Cue. A customer feels the staff did not listen to them. Explain how active listening would have improved the service. Link listening to understanding the customer's exact need and to making them feel valued, then to a better result.
Exam-style practice questions
Practice questions written in the style of SEAB exam questions on this dot point, with worked answer explainers. The year tag is the paper they imitate, not the source.
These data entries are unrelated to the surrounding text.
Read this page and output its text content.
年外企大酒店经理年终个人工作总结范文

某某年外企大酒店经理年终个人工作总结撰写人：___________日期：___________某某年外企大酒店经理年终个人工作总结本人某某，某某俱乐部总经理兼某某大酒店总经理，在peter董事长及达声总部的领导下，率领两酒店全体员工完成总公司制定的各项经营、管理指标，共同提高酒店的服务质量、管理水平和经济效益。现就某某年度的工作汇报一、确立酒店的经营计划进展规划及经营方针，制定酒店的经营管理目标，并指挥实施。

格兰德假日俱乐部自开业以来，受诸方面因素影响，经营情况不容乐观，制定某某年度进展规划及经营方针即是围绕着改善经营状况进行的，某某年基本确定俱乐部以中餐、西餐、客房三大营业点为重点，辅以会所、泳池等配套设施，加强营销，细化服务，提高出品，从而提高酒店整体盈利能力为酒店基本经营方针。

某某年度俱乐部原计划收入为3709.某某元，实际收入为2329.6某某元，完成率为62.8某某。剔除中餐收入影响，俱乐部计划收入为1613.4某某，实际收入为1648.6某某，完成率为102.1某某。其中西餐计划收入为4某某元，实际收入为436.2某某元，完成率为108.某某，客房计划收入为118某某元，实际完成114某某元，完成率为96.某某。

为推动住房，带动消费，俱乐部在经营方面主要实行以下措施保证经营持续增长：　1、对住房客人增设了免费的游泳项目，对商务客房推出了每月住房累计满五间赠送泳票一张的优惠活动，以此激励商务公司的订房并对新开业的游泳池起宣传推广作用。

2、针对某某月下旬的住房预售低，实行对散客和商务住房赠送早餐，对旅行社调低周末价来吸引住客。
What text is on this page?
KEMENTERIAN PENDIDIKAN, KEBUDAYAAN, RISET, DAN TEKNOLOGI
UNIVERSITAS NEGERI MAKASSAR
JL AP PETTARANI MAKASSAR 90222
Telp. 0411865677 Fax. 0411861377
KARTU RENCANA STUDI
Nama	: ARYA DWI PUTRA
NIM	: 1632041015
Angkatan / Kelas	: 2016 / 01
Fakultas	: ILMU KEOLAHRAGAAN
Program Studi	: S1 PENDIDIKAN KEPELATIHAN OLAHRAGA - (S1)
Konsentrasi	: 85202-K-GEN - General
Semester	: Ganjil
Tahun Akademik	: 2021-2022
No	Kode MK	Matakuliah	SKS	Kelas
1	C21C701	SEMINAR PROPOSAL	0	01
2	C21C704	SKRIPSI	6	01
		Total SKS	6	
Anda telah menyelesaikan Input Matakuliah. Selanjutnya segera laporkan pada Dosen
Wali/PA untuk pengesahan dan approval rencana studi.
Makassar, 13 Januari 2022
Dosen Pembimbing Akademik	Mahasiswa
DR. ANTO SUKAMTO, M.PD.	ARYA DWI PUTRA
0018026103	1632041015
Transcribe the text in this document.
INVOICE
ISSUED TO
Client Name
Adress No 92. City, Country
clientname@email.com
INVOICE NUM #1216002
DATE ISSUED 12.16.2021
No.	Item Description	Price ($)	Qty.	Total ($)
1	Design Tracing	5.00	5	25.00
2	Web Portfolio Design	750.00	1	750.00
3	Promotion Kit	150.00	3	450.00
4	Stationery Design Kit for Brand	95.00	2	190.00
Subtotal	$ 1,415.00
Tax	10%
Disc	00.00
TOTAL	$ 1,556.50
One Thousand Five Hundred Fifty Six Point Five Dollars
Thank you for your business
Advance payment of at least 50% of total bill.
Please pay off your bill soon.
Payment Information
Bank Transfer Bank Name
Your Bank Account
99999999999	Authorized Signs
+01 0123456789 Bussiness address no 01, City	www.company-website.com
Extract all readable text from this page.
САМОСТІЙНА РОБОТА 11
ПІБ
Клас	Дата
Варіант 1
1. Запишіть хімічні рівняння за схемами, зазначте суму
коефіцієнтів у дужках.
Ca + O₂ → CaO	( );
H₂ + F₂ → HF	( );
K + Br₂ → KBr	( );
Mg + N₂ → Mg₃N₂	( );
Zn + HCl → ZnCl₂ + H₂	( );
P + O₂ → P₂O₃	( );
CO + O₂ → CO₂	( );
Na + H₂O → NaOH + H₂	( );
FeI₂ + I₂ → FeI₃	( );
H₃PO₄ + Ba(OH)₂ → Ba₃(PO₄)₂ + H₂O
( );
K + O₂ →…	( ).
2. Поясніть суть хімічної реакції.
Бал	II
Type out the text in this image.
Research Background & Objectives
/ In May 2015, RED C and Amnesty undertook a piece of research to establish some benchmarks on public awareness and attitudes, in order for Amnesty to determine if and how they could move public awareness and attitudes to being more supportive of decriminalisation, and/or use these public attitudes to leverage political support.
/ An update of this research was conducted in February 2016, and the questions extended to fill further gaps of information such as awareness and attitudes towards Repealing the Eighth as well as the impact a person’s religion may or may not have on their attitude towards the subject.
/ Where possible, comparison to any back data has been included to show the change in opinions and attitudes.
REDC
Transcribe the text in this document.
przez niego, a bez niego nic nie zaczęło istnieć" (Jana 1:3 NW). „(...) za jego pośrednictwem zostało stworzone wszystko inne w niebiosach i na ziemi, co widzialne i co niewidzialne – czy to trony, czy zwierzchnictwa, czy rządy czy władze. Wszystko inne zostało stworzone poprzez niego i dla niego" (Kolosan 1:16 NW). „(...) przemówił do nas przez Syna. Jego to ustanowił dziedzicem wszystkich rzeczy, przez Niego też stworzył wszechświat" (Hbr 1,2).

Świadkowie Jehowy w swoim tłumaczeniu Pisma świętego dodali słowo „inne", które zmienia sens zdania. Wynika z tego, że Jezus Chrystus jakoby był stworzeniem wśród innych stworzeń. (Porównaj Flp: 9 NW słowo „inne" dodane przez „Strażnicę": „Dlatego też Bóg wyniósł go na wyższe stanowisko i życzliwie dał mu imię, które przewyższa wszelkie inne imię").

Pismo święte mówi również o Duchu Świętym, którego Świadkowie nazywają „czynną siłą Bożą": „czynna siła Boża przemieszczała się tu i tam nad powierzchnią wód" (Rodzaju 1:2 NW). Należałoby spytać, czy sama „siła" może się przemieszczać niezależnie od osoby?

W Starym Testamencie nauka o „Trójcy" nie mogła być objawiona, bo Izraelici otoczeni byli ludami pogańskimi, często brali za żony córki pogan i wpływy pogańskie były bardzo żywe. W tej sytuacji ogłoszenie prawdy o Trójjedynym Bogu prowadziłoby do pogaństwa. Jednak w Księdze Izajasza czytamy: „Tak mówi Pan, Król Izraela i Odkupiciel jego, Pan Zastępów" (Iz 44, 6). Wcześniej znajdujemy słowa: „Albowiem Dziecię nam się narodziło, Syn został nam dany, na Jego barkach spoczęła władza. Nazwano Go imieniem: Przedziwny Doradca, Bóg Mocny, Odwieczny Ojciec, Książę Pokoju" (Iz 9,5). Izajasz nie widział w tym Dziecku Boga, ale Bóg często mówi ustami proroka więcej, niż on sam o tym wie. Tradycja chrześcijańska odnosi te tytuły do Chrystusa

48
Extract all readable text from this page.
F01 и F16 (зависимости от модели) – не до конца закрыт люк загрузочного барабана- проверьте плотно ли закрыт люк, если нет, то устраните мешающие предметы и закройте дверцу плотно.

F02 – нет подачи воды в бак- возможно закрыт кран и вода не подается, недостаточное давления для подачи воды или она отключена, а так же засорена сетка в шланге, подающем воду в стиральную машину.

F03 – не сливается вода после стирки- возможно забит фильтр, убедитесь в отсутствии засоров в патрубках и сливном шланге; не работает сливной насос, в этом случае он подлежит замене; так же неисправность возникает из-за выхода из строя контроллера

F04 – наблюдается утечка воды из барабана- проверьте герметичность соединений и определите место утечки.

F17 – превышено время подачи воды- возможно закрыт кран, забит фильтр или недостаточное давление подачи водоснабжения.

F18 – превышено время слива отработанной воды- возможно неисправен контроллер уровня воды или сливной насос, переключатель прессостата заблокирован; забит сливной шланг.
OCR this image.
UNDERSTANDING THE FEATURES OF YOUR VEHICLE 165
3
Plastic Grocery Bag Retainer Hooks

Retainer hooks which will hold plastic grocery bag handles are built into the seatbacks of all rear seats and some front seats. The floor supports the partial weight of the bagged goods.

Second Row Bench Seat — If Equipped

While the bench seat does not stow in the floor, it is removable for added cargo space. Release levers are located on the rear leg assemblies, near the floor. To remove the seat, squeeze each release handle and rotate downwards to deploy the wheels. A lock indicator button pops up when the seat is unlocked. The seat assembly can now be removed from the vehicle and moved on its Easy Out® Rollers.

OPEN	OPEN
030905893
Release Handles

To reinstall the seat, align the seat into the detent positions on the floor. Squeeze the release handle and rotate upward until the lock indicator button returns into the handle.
Original4 marksA customer walks into a shoe shop looking confused. (a) State two things the staff should do to communicate well with this customer. (b) Explain why listening carefully to the customer is important.Show worked answer →
(a) Two things: greet the customer warmly with a smile and offer to help, and listen carefully to what they are looking for before suggesting anything.
(b) Listening carefully is important because it helps the staff understand exactly what the customer needs, so they can suggest the right product. It also makes the customer feel valued and understood, which leads to a better experience and a more likely sale.
What markers reward: two good communication actions (greeting, offering help, listening, clear speech, friendly body language), and a reason for listening that covers BOTH understanding the need AND making the customer feel valued.
Original5 marksGood communication uses more than just words. (a) Explain what is meant by body language. (b) Describe two examples of positive body language and one example of negative body language a shop assistant might show.Show worked answer →
(a) Body language is the messages we send without words, through our face, eyes, posture, and gestures.
(b) Positive body language: smiling at the customer, and making eye contact while they speak. Standing up straight and facing the customer are also accepted. Negative body language: folding the arms, looking at the phone, frowning, or turning away from the customer (one example needed).
What markers reward: a correct meaning of body language (messages sent without words), two clear positive examples, and one clear negative example, all things a shop assistant could actually do.